Reading the unreadable: Creating a dataset of 19th century English newspapers using image-to-text language models
Jonathan Bourne
TL;DR
This work tackles the challenge of extracting readable text from 19th‑century newspapers by applying a pre‑trained image‑to‑text LM (Pixtral 12B) to the NCSE corpus, coupled with layout‑aware bounding boxes and post‑processing. It demonstrates that Pixtral substantially outperforms baselines on historical OCR tasks, achieving a median CER around 0.01 on multiple datasets, and constructs NCSE v2.0—an extensive, categorized, text‑rich resource with 1.4 million entries and 321 million words. The pipeline includes layout detection (DocLayout‑Yolo), robust bounding‑box post‑processing, and two‑tier text classification (text type and IPTC topics), enabling reliable downstream analyses like topic distributions, readability, and event tracking. The dataset and tools are released publicly to support historical and sociological research, offering a cost‑effective, scalable solution for making archival journalism readable and searchable.
Abstract
Oscar Wilde said, "The difference between literature and journalism is that journalism is unreadable, and literature is not read." Unfortunately, The digitally archived journalism of Oscar Wilde's 19th century often has no or poor quality Optical Character Recognition (OCR), reducing the accessibility of these archives and making them unreadable both figuratively and literally. This paper helps address the issue by performing OCR on "The Nineteenth Century Serials Edition" (NCSE), an 84k-page collection of 19th-century English newspapers and periodicals, using Pixtral 12B, a pre-trained image-to-text language model. The OCR capability of Pixtral was compared to 4 other OCR approaches, achieving a median character error rate of 1%, 5x lower than the next best model.
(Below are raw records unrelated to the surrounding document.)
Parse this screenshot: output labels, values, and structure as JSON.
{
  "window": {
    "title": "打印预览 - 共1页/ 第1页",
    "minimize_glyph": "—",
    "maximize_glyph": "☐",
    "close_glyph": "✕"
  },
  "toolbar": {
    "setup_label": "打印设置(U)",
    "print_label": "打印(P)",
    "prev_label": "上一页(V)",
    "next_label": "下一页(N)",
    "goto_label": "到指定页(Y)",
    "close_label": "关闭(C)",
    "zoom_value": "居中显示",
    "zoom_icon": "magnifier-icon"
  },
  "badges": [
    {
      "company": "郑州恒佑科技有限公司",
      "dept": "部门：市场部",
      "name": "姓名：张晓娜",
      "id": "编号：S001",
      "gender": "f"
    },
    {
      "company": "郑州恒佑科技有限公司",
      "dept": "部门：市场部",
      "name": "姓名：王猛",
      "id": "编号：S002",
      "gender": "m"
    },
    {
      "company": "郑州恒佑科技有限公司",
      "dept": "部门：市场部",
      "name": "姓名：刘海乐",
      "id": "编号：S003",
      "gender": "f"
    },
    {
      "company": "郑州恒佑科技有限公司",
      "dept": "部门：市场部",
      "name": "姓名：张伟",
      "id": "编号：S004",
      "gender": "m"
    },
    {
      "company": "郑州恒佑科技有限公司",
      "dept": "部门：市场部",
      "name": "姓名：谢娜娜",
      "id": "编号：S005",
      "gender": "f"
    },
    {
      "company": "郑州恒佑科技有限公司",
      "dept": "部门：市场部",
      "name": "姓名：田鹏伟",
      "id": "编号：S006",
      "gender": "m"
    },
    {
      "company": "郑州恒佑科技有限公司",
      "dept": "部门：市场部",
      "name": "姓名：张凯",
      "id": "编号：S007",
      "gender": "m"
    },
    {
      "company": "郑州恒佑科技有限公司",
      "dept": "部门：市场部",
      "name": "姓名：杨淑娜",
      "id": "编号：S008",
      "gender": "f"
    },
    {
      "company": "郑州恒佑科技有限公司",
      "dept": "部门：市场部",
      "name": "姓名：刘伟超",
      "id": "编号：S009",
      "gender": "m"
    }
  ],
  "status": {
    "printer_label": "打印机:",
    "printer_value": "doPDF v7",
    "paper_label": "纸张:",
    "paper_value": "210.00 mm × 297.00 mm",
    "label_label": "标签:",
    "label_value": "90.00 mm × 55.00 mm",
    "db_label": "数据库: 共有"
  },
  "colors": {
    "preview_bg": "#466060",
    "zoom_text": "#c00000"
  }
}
The resulting NCSE v2.0 dataset features improved article identification, high-quality OCR, and text classified into four types and seventeen topics. The dataset contains 1.4 million entries, and 321 million words. Example use cases demonstrate analysis of topic similarity, readability, and event tracking. NCSE v2.0 is freely available to encourage historical and sociological research. As a result, 21st-century readers can now share Oscar Wilde's disappointment with 19th-century journalistic standards, reading the unreadable from the comfort of their own computers.